Les mythes centraux sont : la transmission du Coran à Muhammad par Jibril (sourate 26:193, 194), l’apparition de Jibril au Prophète (17:85 Ruh = Jibril), l’assistance de Jibril lors de l’ascension de Muhammad (Isra et Mi’raj, Hadith), et l’annonce par Jibril de la naissance de Jésus (sourate 19:16, 21).
Jibril est mentionné plusieurs fois dans le Coran (2:97, 98, 16:102, 26:193, 194) et traité de manière prominente dans les recueils de hadiths (Bukhari, Muslim, arabe, VIIIe–IXe s.). Le cadrage textuel remonte à la période islamique ancienne (VIIe s.). L’état de la recherche (Schimmel, Hughes, Wild, McLeod) documente Jibril comme archange central de la révélation coranique et de la théologie mystique.
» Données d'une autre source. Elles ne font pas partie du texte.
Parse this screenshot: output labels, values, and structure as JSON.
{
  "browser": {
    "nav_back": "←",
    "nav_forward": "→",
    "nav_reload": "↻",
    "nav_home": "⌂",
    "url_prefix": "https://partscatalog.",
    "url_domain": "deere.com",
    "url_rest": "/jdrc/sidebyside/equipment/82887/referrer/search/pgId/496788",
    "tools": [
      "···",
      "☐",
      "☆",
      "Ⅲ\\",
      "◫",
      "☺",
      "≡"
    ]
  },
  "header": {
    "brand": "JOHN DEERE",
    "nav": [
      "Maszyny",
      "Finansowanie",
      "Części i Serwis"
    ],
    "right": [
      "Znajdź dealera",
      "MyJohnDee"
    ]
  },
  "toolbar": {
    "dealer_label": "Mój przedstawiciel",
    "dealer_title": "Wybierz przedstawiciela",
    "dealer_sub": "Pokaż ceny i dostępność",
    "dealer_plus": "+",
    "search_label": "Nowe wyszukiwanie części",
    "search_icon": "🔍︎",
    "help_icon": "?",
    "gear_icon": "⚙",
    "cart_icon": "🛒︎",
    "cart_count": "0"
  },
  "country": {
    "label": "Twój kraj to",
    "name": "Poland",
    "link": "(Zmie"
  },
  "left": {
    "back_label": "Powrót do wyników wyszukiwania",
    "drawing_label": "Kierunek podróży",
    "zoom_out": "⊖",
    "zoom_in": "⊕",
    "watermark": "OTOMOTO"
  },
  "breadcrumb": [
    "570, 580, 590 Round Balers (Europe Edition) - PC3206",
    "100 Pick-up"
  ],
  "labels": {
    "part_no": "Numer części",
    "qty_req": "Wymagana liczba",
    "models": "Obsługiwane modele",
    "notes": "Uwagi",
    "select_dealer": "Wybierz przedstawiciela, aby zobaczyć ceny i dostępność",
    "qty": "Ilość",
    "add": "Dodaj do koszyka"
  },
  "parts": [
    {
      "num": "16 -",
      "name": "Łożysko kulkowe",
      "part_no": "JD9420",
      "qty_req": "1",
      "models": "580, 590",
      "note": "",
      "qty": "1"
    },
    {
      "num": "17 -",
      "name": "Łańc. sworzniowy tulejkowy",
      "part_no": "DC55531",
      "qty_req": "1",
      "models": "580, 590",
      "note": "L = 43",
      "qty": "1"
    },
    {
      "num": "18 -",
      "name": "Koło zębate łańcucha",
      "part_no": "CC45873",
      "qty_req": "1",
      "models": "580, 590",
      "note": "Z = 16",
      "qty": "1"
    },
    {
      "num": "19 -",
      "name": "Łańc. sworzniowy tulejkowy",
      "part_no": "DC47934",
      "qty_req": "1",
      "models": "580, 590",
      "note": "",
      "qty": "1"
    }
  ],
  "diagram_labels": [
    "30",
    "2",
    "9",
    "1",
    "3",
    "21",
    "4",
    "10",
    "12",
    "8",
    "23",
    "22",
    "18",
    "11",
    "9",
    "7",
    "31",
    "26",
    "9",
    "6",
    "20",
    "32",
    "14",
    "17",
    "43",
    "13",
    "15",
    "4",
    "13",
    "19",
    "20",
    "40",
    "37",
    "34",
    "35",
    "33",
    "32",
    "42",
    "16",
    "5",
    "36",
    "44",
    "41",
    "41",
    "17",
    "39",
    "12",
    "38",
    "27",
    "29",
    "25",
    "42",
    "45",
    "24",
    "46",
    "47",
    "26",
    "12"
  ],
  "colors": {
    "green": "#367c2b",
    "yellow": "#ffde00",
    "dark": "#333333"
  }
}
La tradition écrite relative à Jibril remonte à plusieurs siècles, avec, selon toute vraisemblance, des traditions orales encore plus anciennes qui existaient auparavant. L’islam a préservé cette entité ou ce concept sur des périodes extraordinairement longues et l’a transmis soigneusement de génération en génération, ce qui témoigne d’une importance religieuse et culturelle centrale.
Des premiers versets coraniques jusqu’à aujourd’hui, Jibril est indissociable de la pratique croyante islamique : la foi aux anges compte parmi les six articles de foi, et Jibril y est nommé en premier lieu. La période contemporaine le connaît également de manière vivante, notamment dans le dit « Hadith de Gabriel », utilisé encore aujourd’hui comme texte pédagogique sur l’islam, l’iman et l’ihsan dans l’enseignement religieux.
Jibril n’était pas limité à une région ou à des lieux déterminés, mais était universellement connu et vénéré, ou respectueusement craint, dans l’ensemble du monde islamique. Que ce soit dans les grands centres urbains ou dans les régions rurales périphériques, que ce soit parmi les élites sociales ou parmi le peuple, l’importance spirituelle ou culturelle de cette entité était unanimement reconnue et universelle.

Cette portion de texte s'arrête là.